Portanto, a vontade se mantém
agrilhoada por essa servidão do pecado, e não pode volver-se, muito menos
aplicar-se ao bem, porque movimento desta natureza é o princípio da conversão a
Deus, que nas Escrituras toda ela se atribui à graça de Deus. Por isso é que
Jeremias [31.18] suplica do Senhor que converta a quem quiser converter. Donde,
descrevendo no mesmo capítulo a redenção espiritual do povo fiel, o Profeta diz
ser redimido pela mão de um mais forte [Jr 31.11], significando com isso de
quão apertados grilhões está amarrado o pecador por todo o tempo em que,
abandonado pelo Senhor, age debaixo do jugo do Diabo. Entretanto, permanece a
vontade que, com a mais acentuada inclinação, não só propende, mas até se
apressa a pecar, uma vez que o homem, ao sujeitar-se a esta necessidade, não é
privado da vontade, mas da sanidade da vontade. Com efeito, nem se pronunciou
inadequadamente Bernardo, que ensina subsistir em todos nós o querer – porém,
querer o bem ser proveito; querer o mau, defeito. Isto é, simplesmente querer
provém do homem: querer mal, da natureza corrompida; querer bem, da graça.68
Além disso, ao afirmar que a vontade é despojada da liberdade, necessariamente
ou arrastada ou conduzida para o mal, é de admirar se a alguém a expressão
pareça enganosa, visto não ter qualquer coisa de dissonante, nem ser estranha
ao uso dos santos. Contudo ofende aos que não sabem distinguir entre
necessidade e compulsão. Mas, se alguém lhes pergunta: Porventura Deus não é
necessariamente bom? Porventura o Diabo não é necessariamente mau? Que
responderiam? Ora, a bondade de Deus é a tal ponto entrelaçada com sua
divindade, que não lhe é mais necessário ser Deus do que ser bom. O Diabo,
porém, em decorrência de sua queda, a tal ponto se alienou da comunhão do bem,
que nada pode fazer senão o mal. Porque, se algum sacrílego resmunga que a Deus
se deve pouco de louvor por sua bondade, a qual ele é compelido a conservar, não se lhe dará uma resposta
imediata, a saber: que ele não pode fazer o mal em razão de sua imensa bondade,
não por forçosa compulsão? Portanto, não se impede que a vontade de Deus seja
livre em fazer o bem, só porque ele por necessidade opera o bem; se o Diabo,
que outra coisa não pode fazer senão o mal, entretanto peca por vontade, quem
por isso dirá que o homem peca menos voluntariamente, uma vez que está sujeito
à necessidade de pecar? Como Agostinho proclama por toda parte esta
necessidade, ainda quando era odientamente acossado pela cavilação de Celéstio,
contudo nem ainda vacilou em afirmá-la nestas palavras: “Ocorreu que o homem
caiu em pecado pelo uso de sua liberdade; mas já que a corrupção que se seguiu
veio como castigo, ele fez da liberdade uma necessidade.” E sempre que ocorre
nele menção desta matéria, não hesita em falar nesses termos acerca da servidão
necessária do pecado. Portanto, observe-se este ponto principal de distinção: o
homem, como foi corrompido pela queda, certamente peca porque o quer, não
contra a vontade, nem coagido; pela mui natural inclinação da mente, não por
compulsão forçada pelo ardor de concupiscência pessoal, não por pressão
externa; contudo, tudo faz por depravação da natureza, que não pode ser movido
e impulsionado senão para o mal. Se isso é verdadeiro, então não se expressa
obscuramente que de fato o homem está sujeito à necessidade de pecar.

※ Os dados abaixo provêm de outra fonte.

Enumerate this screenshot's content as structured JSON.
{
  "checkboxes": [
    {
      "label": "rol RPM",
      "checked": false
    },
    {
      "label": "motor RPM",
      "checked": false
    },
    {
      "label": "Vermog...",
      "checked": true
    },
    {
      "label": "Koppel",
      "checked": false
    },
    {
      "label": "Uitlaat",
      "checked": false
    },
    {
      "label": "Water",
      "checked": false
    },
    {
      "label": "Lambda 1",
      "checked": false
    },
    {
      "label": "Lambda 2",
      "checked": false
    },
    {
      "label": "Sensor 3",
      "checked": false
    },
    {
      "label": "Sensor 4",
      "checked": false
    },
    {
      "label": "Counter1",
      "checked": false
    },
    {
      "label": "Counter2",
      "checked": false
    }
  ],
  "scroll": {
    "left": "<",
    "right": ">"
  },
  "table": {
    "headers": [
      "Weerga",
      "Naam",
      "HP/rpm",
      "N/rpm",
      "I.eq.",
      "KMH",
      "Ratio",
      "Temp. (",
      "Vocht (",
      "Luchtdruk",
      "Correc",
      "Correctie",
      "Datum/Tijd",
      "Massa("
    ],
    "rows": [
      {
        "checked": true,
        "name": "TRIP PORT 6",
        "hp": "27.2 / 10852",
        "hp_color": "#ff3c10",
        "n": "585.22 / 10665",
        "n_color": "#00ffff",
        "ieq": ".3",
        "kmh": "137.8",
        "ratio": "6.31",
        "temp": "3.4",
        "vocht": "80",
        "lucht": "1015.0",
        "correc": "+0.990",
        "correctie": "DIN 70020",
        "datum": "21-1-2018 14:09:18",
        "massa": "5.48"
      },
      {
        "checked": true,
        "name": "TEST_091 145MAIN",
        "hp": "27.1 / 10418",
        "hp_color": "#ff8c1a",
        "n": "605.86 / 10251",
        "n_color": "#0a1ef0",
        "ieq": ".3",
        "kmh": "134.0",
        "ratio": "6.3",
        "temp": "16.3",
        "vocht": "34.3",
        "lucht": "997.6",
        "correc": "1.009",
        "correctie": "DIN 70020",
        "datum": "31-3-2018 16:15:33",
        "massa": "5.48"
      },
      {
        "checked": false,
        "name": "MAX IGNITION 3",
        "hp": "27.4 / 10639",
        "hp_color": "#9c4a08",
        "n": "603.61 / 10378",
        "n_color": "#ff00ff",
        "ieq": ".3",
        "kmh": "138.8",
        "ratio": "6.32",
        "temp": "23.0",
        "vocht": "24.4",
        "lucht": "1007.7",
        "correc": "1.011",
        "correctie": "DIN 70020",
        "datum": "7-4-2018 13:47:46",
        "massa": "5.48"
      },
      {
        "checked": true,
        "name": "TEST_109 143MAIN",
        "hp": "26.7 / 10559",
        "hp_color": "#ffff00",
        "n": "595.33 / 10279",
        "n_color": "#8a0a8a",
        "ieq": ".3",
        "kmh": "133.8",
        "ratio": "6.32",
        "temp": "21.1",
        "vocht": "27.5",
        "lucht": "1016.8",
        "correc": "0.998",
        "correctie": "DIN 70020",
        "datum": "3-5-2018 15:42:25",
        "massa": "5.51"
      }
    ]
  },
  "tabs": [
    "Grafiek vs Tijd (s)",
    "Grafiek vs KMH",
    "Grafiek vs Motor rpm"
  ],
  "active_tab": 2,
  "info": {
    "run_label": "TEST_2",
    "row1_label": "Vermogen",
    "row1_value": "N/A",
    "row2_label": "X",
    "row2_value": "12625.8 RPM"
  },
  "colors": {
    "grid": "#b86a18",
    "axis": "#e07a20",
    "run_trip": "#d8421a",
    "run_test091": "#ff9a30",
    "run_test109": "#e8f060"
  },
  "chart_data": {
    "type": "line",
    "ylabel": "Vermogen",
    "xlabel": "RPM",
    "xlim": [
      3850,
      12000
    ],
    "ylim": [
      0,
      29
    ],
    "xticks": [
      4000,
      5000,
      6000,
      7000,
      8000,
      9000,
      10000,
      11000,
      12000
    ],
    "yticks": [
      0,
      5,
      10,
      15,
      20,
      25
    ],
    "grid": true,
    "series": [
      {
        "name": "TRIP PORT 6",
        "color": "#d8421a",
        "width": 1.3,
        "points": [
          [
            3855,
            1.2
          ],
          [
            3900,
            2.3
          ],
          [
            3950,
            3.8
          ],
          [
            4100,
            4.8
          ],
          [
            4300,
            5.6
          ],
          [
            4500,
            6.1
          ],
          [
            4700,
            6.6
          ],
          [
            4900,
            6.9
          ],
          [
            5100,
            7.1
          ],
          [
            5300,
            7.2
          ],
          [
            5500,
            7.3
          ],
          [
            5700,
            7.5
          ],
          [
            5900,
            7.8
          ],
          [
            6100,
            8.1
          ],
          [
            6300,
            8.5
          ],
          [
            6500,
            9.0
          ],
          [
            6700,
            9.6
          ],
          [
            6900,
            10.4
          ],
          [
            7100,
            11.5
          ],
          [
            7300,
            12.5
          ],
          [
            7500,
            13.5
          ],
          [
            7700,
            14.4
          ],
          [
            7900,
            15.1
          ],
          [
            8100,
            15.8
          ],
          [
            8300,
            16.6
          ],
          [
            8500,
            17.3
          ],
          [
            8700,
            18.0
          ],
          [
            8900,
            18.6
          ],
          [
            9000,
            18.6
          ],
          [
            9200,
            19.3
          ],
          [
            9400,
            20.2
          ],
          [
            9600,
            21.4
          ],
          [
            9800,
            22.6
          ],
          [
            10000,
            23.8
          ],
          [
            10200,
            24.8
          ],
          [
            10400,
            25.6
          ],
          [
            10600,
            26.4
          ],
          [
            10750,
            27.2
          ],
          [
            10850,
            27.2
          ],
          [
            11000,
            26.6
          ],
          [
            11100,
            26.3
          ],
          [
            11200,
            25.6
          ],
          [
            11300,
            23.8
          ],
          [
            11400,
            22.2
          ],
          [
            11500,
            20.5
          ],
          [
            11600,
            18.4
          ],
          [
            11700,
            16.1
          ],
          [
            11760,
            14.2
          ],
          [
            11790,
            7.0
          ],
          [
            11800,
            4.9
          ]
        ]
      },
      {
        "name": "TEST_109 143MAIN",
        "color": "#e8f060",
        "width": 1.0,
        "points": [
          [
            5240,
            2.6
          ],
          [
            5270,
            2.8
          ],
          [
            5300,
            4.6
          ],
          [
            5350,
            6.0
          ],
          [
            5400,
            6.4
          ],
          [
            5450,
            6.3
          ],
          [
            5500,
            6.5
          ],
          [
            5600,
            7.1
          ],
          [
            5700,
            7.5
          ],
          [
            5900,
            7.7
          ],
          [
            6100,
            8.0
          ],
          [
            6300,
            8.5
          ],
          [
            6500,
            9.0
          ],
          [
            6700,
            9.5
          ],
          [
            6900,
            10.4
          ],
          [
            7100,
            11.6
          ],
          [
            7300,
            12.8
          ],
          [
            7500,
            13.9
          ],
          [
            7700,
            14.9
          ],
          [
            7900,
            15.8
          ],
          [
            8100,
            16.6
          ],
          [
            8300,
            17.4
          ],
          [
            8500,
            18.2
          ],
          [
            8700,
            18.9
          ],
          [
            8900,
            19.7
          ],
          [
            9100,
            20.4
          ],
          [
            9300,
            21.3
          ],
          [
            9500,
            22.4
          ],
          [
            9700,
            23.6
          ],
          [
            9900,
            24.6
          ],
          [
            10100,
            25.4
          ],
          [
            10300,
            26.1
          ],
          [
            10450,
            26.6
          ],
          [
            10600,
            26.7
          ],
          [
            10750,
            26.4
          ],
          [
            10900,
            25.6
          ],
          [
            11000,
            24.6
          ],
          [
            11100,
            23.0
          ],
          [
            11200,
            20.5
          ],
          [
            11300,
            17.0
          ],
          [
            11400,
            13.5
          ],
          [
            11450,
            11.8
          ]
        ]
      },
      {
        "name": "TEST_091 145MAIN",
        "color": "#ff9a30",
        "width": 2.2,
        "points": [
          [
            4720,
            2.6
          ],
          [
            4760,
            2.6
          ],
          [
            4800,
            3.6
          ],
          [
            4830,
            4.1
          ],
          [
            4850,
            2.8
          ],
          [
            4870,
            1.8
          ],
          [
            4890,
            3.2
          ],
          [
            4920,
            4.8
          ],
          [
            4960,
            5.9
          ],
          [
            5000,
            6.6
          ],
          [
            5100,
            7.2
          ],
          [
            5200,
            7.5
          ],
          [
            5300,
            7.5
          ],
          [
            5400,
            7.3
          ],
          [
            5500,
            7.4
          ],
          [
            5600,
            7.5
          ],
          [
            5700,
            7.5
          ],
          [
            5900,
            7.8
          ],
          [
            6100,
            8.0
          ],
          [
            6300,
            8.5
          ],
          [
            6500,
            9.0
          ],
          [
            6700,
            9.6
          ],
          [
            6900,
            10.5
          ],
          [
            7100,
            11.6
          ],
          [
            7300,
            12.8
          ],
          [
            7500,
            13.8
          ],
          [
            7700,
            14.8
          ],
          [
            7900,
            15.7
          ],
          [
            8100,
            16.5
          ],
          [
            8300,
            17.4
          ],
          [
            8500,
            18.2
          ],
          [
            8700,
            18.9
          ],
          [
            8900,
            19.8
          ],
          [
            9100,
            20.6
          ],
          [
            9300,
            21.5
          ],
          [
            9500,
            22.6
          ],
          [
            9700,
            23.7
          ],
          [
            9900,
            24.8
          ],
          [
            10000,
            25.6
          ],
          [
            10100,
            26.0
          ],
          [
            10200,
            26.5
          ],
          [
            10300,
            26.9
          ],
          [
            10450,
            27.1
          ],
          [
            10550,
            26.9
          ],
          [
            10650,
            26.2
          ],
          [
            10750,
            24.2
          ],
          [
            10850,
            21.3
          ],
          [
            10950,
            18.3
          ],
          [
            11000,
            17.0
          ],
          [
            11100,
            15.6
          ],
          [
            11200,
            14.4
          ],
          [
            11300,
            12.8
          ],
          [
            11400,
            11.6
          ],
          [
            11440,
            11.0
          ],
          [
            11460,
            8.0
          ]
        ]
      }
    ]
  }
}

Subscrevendo a Agostinho, assim escreve Bernardo: “Entre as criaturas, só o
homem é livre; e todavia, em intervindo o pecado, até mesmo ele sofre certa
pressão, mas da vontade, não da natureza, de sorte que realmente assim não se
priva da liberdade ingênita. Ora, o que é da vontade, é também livre.” E pouco
depois: “Desse modo, não sei por que modo depravado e estranho, mudada pelo
pecado, em verdade para pior, a própria vontade para si engendra a necessidade,
de modo que nem a necessidade, uma vez que provenha da vontade, pode escusar a
vontade, nem a vontade, uma vez que tenha sido seduzida, pode excluir a
necessidade.” Pois esta necessidade é, de certa forma, produto da vontade. A
seguir, diz que somos oprimidos por um jugo, contudo não outro jugo, senão
certa servidão da vontade,razão por que somos miseráveis no tocante à servidão,
inescusáveis no que tange à vontade; por isso a vontade, quando era livre, se
fez serva do pecado. Finalmente, conclui: “E assim a alma, de certa maneira
estranha e deplorável, sob esta necessidade, há um tempo, decorrente da vontade
e perniciosamente livre, afirma ser não só escrava, mas também livre: escrava,
em função da necessidade; livre, em função da vontade; e, o que é mais estranho
e mais deplorável: é culposa, por ser livre; e é escrava, por ser culposa; e,
em decorrência disso, é escrava, quando é livre.”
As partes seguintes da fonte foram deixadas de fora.